Enquanto isso a fila aumentava e as pessoas chegavam perto para confirmar aquela história absurda. Um rapaz que trazia um carrinho cheio de latas de cerveja e esperava sua vez se saiu com essa:

− Dá uma cenoura de troco pra ele!

A fila riu, o homem do chuchu falou um palavrão. O gerente viu que a coisa estava crescendo e ficando fora de controle.

− Se não derem meu troco, vou à polícia, esbravejou o homem.

Não precisou. Um cabo da Polícia Militar que fazia a ronda na área comercial chegou à porta do mercado e foi logo solicitado por um empregado do estabelecimento.

− Parece que tem um louco lá dentro seu guarda, armando a maior confusão.

A chegada do PM encheu o homem de coragem.

− Não falei que ia chamar a polícia? Olha ela aí.

Entre impaciente e constrangido, o gerente explicou o caso ao policial, que ainda propôs uma das muitas soluções tentadas anteriormente, sem saber que o homem só queria uma coisa: seu troco.

− O senhor não sabe que não existe troco para moeda de um centavo? Perguntou o guarda.

− Sei, respondeu o homem. Mas também sei que se o mercado anuncia o quilo do chuchu a um centavo, pode ser que um cliente não queira levar um quilo, queira levar menos. É o meu caso.

− O senhor não acha que está fazendo muito barulho por nada?

− Meu troco é muito pouco, mas não é ‘nada’, enfatizou o homem. É uma questão de princípio lógico, completou, e ao dizer a frase olhou para as pessoas da fila com ar de superioridade, como se estivesse diante de uma horda de ignorantes.

− Mas esse troco não existe meu senhor, respondeu exasperado o guarda. E chega de conversa, o senhor me acompanhe até a delegacia, completou.

A fila aplaudiu a decisão, o gerente não sabia se a solução era a melhor, mas acompanhou o guarda e o homem. “É doido, mas é cliente”, pensou.

− Vou para a delegacia, mas fique sabendo que isso é abuso de autoridade, disse o homem.

O delegado de plantão era um sujeito magro e de olheiras e estava arrumando a mesa para ir embora quando os três chegaram. Soube pelo escrivão do resumo da história e arriscou:

− Mais um maluco. Deixa ele comigo.

Mas o homem era, como se diz por aí, carne de pescoço.

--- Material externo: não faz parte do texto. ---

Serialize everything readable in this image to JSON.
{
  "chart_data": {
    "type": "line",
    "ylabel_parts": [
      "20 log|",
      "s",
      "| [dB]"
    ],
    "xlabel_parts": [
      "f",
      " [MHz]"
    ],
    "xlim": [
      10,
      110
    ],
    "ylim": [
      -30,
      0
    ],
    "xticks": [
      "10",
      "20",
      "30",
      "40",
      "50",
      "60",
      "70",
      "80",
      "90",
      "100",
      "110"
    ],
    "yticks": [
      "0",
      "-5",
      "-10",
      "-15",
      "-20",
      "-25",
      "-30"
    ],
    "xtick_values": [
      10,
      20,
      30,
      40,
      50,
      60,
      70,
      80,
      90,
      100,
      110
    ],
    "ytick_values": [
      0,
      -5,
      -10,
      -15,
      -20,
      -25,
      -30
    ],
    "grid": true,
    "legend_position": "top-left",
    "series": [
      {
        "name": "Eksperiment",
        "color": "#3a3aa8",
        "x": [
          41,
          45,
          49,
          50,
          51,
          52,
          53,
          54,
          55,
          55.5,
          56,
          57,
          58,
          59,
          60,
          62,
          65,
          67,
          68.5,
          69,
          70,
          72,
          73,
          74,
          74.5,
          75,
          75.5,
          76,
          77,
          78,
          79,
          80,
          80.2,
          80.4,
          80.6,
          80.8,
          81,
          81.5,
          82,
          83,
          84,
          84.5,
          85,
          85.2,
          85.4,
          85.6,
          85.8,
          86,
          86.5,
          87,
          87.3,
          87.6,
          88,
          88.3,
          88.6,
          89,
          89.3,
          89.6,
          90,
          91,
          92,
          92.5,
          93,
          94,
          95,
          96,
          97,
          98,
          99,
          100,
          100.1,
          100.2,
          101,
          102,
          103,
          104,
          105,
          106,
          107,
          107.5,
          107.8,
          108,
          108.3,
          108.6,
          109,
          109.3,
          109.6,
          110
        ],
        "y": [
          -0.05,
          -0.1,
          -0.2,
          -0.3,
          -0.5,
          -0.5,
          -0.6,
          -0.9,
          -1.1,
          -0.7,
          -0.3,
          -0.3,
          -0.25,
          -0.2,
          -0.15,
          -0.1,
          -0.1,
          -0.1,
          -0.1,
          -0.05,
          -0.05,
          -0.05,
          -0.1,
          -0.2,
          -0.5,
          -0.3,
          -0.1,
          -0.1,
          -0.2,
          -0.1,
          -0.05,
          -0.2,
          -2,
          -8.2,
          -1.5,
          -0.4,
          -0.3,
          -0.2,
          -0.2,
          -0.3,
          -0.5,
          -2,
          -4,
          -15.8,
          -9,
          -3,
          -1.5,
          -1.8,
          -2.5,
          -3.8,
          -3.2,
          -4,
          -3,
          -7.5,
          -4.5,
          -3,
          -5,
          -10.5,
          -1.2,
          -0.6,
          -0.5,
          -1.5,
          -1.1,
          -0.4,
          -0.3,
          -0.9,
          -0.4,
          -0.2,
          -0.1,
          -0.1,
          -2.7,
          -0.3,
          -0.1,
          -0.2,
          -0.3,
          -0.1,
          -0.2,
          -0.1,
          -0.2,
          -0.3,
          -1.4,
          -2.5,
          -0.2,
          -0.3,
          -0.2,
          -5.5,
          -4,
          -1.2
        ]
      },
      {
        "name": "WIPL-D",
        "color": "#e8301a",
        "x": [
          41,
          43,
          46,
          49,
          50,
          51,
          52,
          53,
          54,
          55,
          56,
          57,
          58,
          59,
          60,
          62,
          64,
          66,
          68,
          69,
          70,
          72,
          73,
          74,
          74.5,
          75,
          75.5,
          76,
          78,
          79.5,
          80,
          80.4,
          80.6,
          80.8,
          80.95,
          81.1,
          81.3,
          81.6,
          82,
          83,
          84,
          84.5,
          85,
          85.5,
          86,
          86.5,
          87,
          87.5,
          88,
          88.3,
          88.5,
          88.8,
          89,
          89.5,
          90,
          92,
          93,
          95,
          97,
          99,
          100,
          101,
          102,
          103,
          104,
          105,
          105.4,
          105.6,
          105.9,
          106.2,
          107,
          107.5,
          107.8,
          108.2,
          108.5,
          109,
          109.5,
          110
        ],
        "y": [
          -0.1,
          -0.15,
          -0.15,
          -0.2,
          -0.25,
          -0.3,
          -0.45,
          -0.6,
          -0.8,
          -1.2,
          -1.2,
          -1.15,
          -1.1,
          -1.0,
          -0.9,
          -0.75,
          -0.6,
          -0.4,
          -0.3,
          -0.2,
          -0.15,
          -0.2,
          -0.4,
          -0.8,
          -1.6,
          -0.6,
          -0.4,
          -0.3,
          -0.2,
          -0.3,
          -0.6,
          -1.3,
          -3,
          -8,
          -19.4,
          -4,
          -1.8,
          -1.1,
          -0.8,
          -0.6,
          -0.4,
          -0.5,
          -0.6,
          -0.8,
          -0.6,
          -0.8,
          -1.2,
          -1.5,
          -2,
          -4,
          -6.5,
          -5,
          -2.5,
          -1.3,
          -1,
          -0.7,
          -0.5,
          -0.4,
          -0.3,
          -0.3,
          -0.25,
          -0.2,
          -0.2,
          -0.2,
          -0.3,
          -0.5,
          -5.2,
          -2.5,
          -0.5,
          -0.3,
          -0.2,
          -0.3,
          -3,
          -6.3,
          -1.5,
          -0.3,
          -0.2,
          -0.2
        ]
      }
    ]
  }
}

Invocou as leis que sabia de cor, ameaçou o PM e o delegado e disse que eles estavam desrespeitando o Código de Defesa do Consumidor.

O delegado nem piscou. Avisou que poderia enquadrá-lo em vários tipos de crime, a começar por incitação à desordem pública.

− E esse crime existe mesmo? Perguntou o homem.

− Está no Código Penal, mas não me pergunte o artigo. O senhor escolhe: desiste desse caso, volta para o mercado e leva o seu chuchu, sem o troco; ou fica por aqui e só sai com advogado e pagando fiança.

O homem demonstrou que era teimoso, mas não doido. Aceitou a primeira proposta a voltou ao mercado acompanhado pelo cabo da PM, que lá estava para garantir o cumprimento do acordo.

− Muito bem. Este senhor vai levar o chuchu dele e vai pagar o que deve, sabendo que não existe troco para um centavo, disse o policial, olhando para as pessoas que ainda permaneciam no mercado e que aguardavam uma solução para a história.

O homem concordou com a cabeça e colocou a saco plástico do mercado sobre o balcão. Na hora de pagar não achou a moeda de um centavo que havia guardado para a ocasião. Procurou nos bolsos, e nada. Sob os olhares do guarda e dos empregados do mercado, abriu a carteira, tirou uma cédula e, com um sorriso de vingança no rosto, perguntou à moça do caixa:

− A senhora tem troco para cem reais?